道男と秀平と洋子が保大を卒業して10年後。秀平と洋子の間には二人の子供が生まれ、道男は三等海上保安監、秀平は二等海上保安監に出世をした。洋子は二人目の子供を出産した段階で、海保を離職。今はスーパーのパートに出ている。

洋子曰く、子供との時間を大切にしたいんだとか。秀平は折角保大を出て幹部保安官になったのに、もったいないと何度も洋子を引き留めたが、洋子は聞く耳を持たないでいた。そんな洋子にはある野望があった。
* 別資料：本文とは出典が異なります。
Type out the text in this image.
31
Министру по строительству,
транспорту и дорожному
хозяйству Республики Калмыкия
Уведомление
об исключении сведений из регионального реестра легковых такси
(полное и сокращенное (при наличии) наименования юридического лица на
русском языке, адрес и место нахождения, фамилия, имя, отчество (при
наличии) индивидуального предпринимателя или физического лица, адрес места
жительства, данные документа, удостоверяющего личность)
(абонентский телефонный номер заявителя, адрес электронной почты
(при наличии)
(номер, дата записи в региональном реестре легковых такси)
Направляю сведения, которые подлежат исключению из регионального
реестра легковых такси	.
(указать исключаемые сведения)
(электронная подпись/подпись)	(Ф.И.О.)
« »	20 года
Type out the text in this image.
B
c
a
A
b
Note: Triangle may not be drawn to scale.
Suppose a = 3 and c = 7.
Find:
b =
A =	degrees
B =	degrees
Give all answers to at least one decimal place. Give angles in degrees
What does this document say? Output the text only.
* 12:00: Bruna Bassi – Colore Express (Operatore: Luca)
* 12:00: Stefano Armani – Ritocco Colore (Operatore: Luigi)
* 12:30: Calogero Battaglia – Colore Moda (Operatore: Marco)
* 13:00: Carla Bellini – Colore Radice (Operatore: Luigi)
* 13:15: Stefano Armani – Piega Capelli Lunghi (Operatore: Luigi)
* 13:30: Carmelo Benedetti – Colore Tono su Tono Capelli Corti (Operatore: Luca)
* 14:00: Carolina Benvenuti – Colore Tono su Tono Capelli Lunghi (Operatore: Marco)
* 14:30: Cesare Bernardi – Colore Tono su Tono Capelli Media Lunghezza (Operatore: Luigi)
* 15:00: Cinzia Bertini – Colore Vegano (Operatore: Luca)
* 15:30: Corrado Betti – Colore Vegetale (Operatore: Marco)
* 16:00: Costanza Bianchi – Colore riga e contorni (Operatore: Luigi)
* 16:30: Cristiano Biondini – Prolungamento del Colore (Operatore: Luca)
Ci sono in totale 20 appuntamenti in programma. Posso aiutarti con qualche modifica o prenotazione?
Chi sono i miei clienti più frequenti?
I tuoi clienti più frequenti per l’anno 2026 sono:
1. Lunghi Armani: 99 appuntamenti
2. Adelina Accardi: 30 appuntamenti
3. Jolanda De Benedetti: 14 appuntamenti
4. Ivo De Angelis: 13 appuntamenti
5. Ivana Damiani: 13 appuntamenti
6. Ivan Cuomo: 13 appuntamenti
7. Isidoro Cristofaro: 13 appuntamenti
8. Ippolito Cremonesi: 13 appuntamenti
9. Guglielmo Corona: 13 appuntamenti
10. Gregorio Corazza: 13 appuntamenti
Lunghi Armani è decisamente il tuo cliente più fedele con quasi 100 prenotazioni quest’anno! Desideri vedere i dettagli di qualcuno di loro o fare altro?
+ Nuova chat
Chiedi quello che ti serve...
それは海保にいては絶対に叶わない事であった。1966年に保大卒業者に大学院入学資格が付与される様になったので、洋子はそれを活用して、日大大学院に進学。育児と学業の二刀流で4年間通い、日大大学院経済学博士課程を修了。子供も大きくなって来たので空き時間にと一念発起。政治家になる事を決めた。

「いきなり大丈夫かよ?」

「大丈夫よ。何の為に大学院行ったと思っているの?」

「選挙の半分は学歴で決まっているっておばあちゃん言ってたし。」

「いや、人柄だろ?」

「いきなりだけどおばあちゃんの地盤がある神奈川2区の衆議院補欠選挙に出馬しようと思うんだけど?」

「お金あるの?選挙資金必須だろ?」

「おばあちゃんの遺産あるし。」

「その為にスーパーでパートしてたのよ?」

「おばあちゃんの遺産は手をつけるなよ?」

「お金は使う為にあるのよ?」

「それはまぁ、良いとしてどこかの政党の推薦は貰えたの?」

「うん。由民党と明光党から公認してもらえたよ。」

「そっか、与党のお墨付きか。当選確実だね。」

「議員になれたらね、海保長官になるのが私の野望なの。」

「へぇー。おばあちゃんと同じ道を歩むのか。」

そして選挙の結果見事当選した。それから1年後第二次岸部改造内閣で遂に洋子は海上保安庁長官になった。選挙公約は海保人員の増加や、海保隊員の処遇改善。とにかく徹底した海保改革を掲げて当選した。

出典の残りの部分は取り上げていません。